Peneliti Pusat Studi Anti Korupsi (Pukat) UGM Zaenur Rohman melontarkan kritik terkait putusan Mahkamah Konstitusi (MK) yang memutuskan masa jabatan pimpinan KPK menjadi lima tahun. Menurutnya pertimbangan MK dalam putusan ini sangat lemah.
"Saya melihat pertimbangan MK sangat lemah, logika yang dibangun itu sangat lemah," kata Zaenur, Jumat (26/5/2023).
MK dalam pertimbangannya menilai bahwa sistem perekrutan pimpinan KPK dengan waktu 4 tahun membuat penilaian kinerja mereka dilakukan dua kali yakni, oleh presiden dan DPR.
Menurut MK, penilaian seperti itu dapat mengancam independensi KPK. Pasalnya, baik presiden atau DPR dalam periode kerjanya, berwenang untuk merekrut sebanyak dua kali.
Baca Juga:CEK FAKTA: KPK Periksa Ganjar, Akui Dana 300 T Untuk Bayar Buzzer
Belum lagi penilaian bahwa masa jabatan pimpinan KPK yang hanya 4 tahun itu dianggap diskriminatif hingga melanggar undang-undang dasar. Dengan alasan lembaga-lembaga negara independen lainnya memiliki masa jabatan 5 tahun.
"Saya mengatakan ini sama sekali tidak benar. Saya melihat bahwa argumentasi ini sangat lemah. Kenapa? Ya karena selain KPK ada lembaga-lembaga negara lain yang masa jabatannya tidak lima tahun misalnya komisi informasi, komisi penyiaran itu tidak lima tahun, tetapi masa jabatannya 4 tahun bahkan 3,5 tahun," tuturnya.
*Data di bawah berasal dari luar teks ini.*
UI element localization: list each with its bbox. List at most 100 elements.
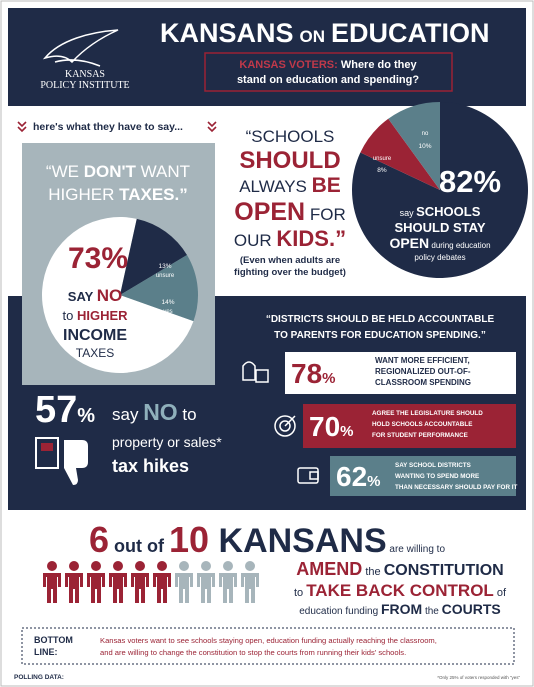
- tax-hikes-text: property or sales*: [112, 434, 222, 450]
- thumb-down-icon: [35, 437, 88, 485]
- person-icon: [131, 561, 149, 603]
- quote-part: HIGHER: [48, 185, 119, 204]
- pie-slice-name: unsure: [373, 156, 392, 162]
- person-body: [87, 573, 105, 603]
- amend-part: out of: [109, 536, 169, 556]
- stay-caption: say SCHOOLS: [400, 204, 481, 219]
- amend-part: of: [494, 587, 507, 599]
- person-head: [47, 561, 57, 571]
- stay-caption: SHOULD STAY: [394, 220, 485, 235]
- quote-part: OPEN: [234, 198, 305, 226]
- person-body: [131, 573, 149, 603]
- stat-text: SAY SCHOOL DISTRICTS: [395, 462, 471, 469]
- title: KANSANS ON EDUCATION: [160, 18, 490, 48]
- pie-value-label: 13%: [158, 263, 171, 270]
- intro: here's what they have to say...: [33, 121, 183, 133]
- open-quote: OUR KIDS.”: [234, 226, 346, 251]
- stay-caption: policy debates: [414, 253, 465, 262]
- header-band: [8, 8, 526, 106]
- quote-part: ALWAYS: [239, 177, 311, 196]
- quote-part: BE: [312, 174, 341, 197]
- taxes-caption: SAY NO: [68, 286, 122, 305]
- footer-label: POLLING DATA:: [14, 674, 64, 681]
- person-head: [113, 561, 123, 571]
- text-part: NO: [143, 399, 178, 425]
- stat-value: 70: [309, 411, 340, 442]
- pie-value-label: 73%: [68, 242, 128, 275]
- amend-part: KANSANS: [209, 522, 387, 560]
- person-head: [245, 561, 255, 571]
- person-body: [153, 573, 171, 603]
- money-icon: [242, 361, 269, 383]
- stat-box: [330, 456, 516, 496]
- stat-unit: %: [367, 473, 380, 490]
- taxes-caption: INCOME: [63, 327, 127, 344]
- person-body: [65, 573, 83, 603]
- stat-text: FOR STUDENT PERFORMANCE: [372, 432, 468, 439]
- pie-slice: [120, 218, 187, 295]
- amend-part: AMEND: [296, 559, 362, 579]
- amend-part: FROM: [381, 601, 422, 617]
- pie-slice: [120, 255, 198, 322]
- person-head: [69, 561, 79, 571]
- person-head: [179, 561, 189, 571]
- amend-part: CONSTITUTION: [384, 562, 504, 579]
- amend-part: the: [362, 566, 383, 578]
- target-icon: [274, 415, 296, 437]
- title-part: KANSANS: [160, 18, 294, 48]
- pie-slice-name: yes: [163, 309, 172, 315]
- stat-text: AGREE THE LEGISLATURE SHOULD: [372, 410, 483, 417]
- person-icon: [109, 561, 127, 603]
- stat-text: CLASSROOM SPENDING: [375, 378, 471, 387]
- open-note: fighting over the budget): [234, 267, 346, 278]
- caption-part: during education: [429, 241, 490, 250]
- taxes-quote: HIGHER TAXES.”: [48, 185, 187, 204]
- person-icon: [219, 561, 237, 603]
- footer-note: *Only 25% of voters responded with “yes”: [437, 675, 520, 680]
- amend-part: TAKE BACK CONTROL: [306, 581, 494, 600]
- chevron: [207, 121, 217, 133]
- caption-part: SAY: [68, 289, 97, 304]
- person-icon: [87, 561, 105, 603]
- person-head: [201, 561, 211, 571]
- stat-number: 70%: [309, 411, 354, 442]
- tax-hikes-value: 57%: [35, 389, 95, 431]
- amend-number: 6: [89, 519, 109, 560]
- pie-slice: [360, 118, 440, 190]
- open-note: (Even when adults are: [240, 255, 340, 266]
- caption-part: HIGHER: [77, 308, 128, 323]
- chevron: [17, 121, 27, 133]
- pie-slice-name: no: [422, 131, 429, 137]
- quote-part: DON'T: [84, 162, 137, 181]
- stat-number: 62%: [336, 461, 381, 492]
- quote-part: KIDS.”: [276, 226, 346, 251]
- amend-part: are willing to: [387, 544, 446, 555]
- pie-value-label: 10%: [418, 143, 431, 150]
- amend-part: to: [294, 587, 306, 599]
- open-quote: ALWAYS BE: [239, 174, 341, 197]
- person-body: [241, 573, 259, 603]
- person-body: [219, 573, 237, 603]
- subtitle: KANSAS VOTERS: Where do they: [239, 59, 417, 71]
- pie-value-label: 82%: [439, 164, 501, 199]
- amend-line: to TAKE BACK CONTROL of: [294, 581, 507, 600]
- stat-box: [303, 404, 516, 448]
- open-quote: OPEN FOR: [234, 198, 345, 226]
- person-icon: [197, 561, 215, 603]
- amend-line: AMEND the CONSTITUTION: [296, 559, 503, 579]
- open-quote: “SCHOOLS: [246, 127, 335, 146]
- caption-part: OPEN: [389, 235, 429, 251]
- bottom-line-text: and are willing to change the constituti…: [100, 648, 406, 657]
- logo-feather: [42, 29, 119, 67]
- person-body: [175, 573, 193, 603]
- taxes-caption: TAXES: [76, 346, 114, 360]
- pie-value-label: 8%: [377, 167, 387, 174]
- person-head: [135, 561, 145, 571]
- amend-part: education funding: [299, 606, 381, 617]
- stat-text: WANTING TO SPEND MORE: [395, 473, 479, 480]
- stat-unit: %: [340, 423, 353, 440]
- stat-text: REGIONALIZED OUT-OF-: [375, 367, 471, 376]
- taxes-caption: to HIGHER: [62, 308, 128, 323]
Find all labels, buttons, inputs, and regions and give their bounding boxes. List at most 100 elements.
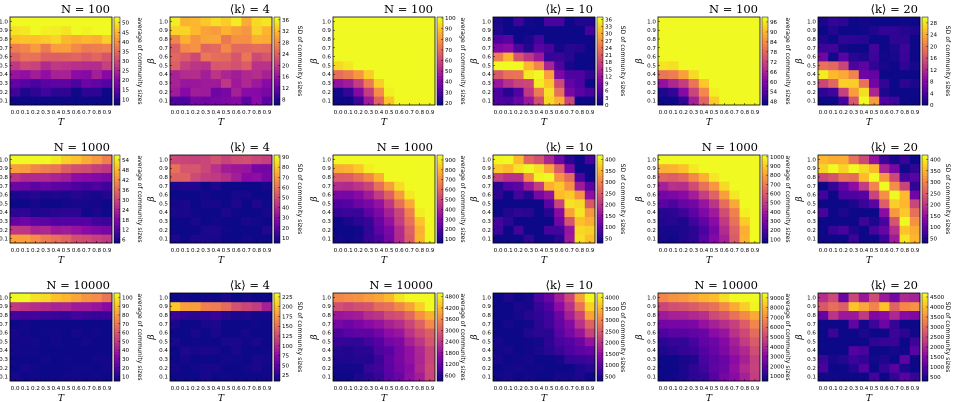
heatmap-cell	[384, 172, 395, 182]
colorbar-segment	[597, 298, 603, 303]
colorbar-segment	[762, 172, 768, 176]
heatmap-cell	[584, 43, 596, 53]
heatmap-cell	[50, 345, 62, 355]
heatmap-cell	[889, 43, 900, 53]
heatmap-cell	[668, 372, 679, 382]
heatmap-cell	[414, 17, 426, 27]
heatmap-cell	[533, 181, 545, 191]
heatmap-cell	[200, 234, 212, 244]
heatmap-cell	[91, 43, 103, 53]
heatmap-cell	[20, 345, 31, 355]
heatmap-cell	[503, 181, 514, 191]
x-tick-label: 0.0	[819, 248, 828, 254]
y-tick-label: 0.4	[0, 72, 8, 78]
y-tick-label: 1.0	[322, 157, 331, 163]
heatmap-cell	[889, 293, 900, 303]
x-tick-label: 0.0	[659, 248, 668, 254]
heatmap-cell	[909, 172, 921, 182]
colorbar-segment	[922, 31, 928, 35]
colorbar-segment	[762, 351, 768, 355]
colorbar-segment	[437, 34, 443, 38]
heatmap-cell	[61, 225, 72, 235]
y-tick-label: 0.4	[647, 210, 656, 216]
colorbar-segment	[114, 184, 120, 188]
colorbar-tick-label: 2000	[770, 364, 785, 370]
heatmap-panel-r0c3: ⟨k⟩ = 100.0 0.1 0.2 0.3 0.4 0.5 0.6 0.7 0.8 0.90.…	[470, 2, 626, 128]
colorbar-segment	[597, 93, 603, 97]
heatmap-cell	[838, 78, 849, 88]
heatmap-cell	[200, 78, 212, 88]
heatmap-cell	[363, 199, 375, 209]
heatmap-cell	[71, 25, 82, 35]
colorbar-tick-label: 18	[122, 218, 130, 224]
heatmap-cell	[50, 354, 62, 364]
colorbar-segment	[114, 61, 120, 65]
x-tick-label: 0.7	[82, 110, 91, 116]
colorbar-segment	[597, 58, 603, 62]
heatmap-cell	[828, 163, 839, 173]
heatmap-cell	[698, 293, 710, 303]
colorbar-segment	[922, 207, 928, 212]
y-tick-label: 0.6	[482, 193, 491, 199]
colorbar-segment	[114, 84, 120, 88]
colorbar-segment	[762, 240, 768, 244]
heatmap-cell	[574, 328, 586, 338]
heatmap-cell	[424, 69, 436, 79]
heatmap-cell	[523, 225, 535, 235]
heatmap-cell	[544, 337, 555, 347]
heatmap-cell	[251, 225, 263, 235]
heatmap-cell	[848, 61, 860, 71]
heatmap-cell	[261, 17, 273, 27]
heatmap-cell	[709, 207, 720, 217]
heatmap-cell	[544, 17, 555, 27]
colorbar-segment	[274, 207, 280, 212]
heatmap-cell	[554, 225, 565, 235]
x-tick-label: 0.6	[720, 248, 729, 254]
heatmap-cell	[523, 293, 535, 303]
heatmap-cell	[838, 363, 849, 373]
colorbar-segment	[597, 295, 603, 300]
y-tick-label: 0.5	[0, 339, 8, 345]
heatmap-cell	[221, 319, 232, 329]
heatmap-cell	[544, 234, 555, 244]
heatmap-cell	[251, 301, 263, 311]
heatmap-cell	[30, 216, 41, 226]
heatmap-cell	[838, 96, 849, 106]
x-tick-label: 0.8	[740, 386, 749, 392]
heatmap-cell	[221, 207, 232, 217]
heatmap-cell	[81, 43, 92, 53]
heatmap-cell	[210, 328, 222, 338]
heatmap-cell	[81, 155, 92, 165]
colorbar-segment	[114, 166, 120, 171]
x-axis-label: T	[706, 394, 713, 402]
heatmap-cell	[818, 155, 829, 165]
heatmap-cell	[101, 155, 113, 165]
y-tick-label: 0.4	[159, 348, 168, 354]
colorbar-segment	[437, 237, 443, 241]
heatmap-cell	[493, 190, 504, 200]
colorbar-segment	[274, 22, 280, 27]
heatmap-cell	[838, 207, 849, 217]
heatmap-cell	[493, 25, 504, 35]
heatmap-cell	[424, 337, 436, 347]
colorbar-segment	[114, 66, 120, 71]
x-tick-label: 0.0	[494, 110, 503, 116]
heatmap-cell	[719, 216, 730, 226]
y-tick-label: 1.0	[647, 157, 656, 163]
heatmap-cell	[729, 25, 740, 35]
heatmap-cell	[493, 301, 504, 311]
colorbar-segment	[762, 360, 768, 364]
heatmap-cell	[170, 87, 181, 97]
colorbar-segment	[762, 213, 768, 217]
heatmap-cell	[20, 190, 31, 200]
heatmap-cell	[513, 234, 524, 244]
heatmap-cell	[40, 96, 52, 106]
colorbar-segment	[762, 69, 768, 74]
heatmap-cell	[414, 181, 426, 191]
heatmap-cell	[373, 372, 385, 382]
heatmap-cell	[210, 43, 222, 53]
heatmap-cell	[574, 172, 586, 182]
x-tick-label: 0.0	[819, 386, 828, 392]
y-tick-label: 0.5	[322, 339, 331, 345]
colorbar-segment	[274, 369, 280, 373]
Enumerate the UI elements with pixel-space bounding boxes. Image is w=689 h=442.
Soal masa jabatan apakah harus 5 tahun atau tidak, kata Zaenur itu merupakan kewenangan dari pembentuk undang-undang yakni DPR dan pemerintah yang membentuk undang-undang. Jadi seharusnya MK tidak ikut menentukan masa jabatan satu jabatan publik.
Terkait dengan kekhawatiran bisa memengaruhi independensi akibat dipilih dua kali oleh presiden dan DPR, ia menyebut hal itu tidak logis. Mengingat jika kemudian diperpanjang pun, nanti pimpinan KPK berikutnya itu masih akan tetap dipilih oleh Presiden Jokowi dan DPR periode saat ini.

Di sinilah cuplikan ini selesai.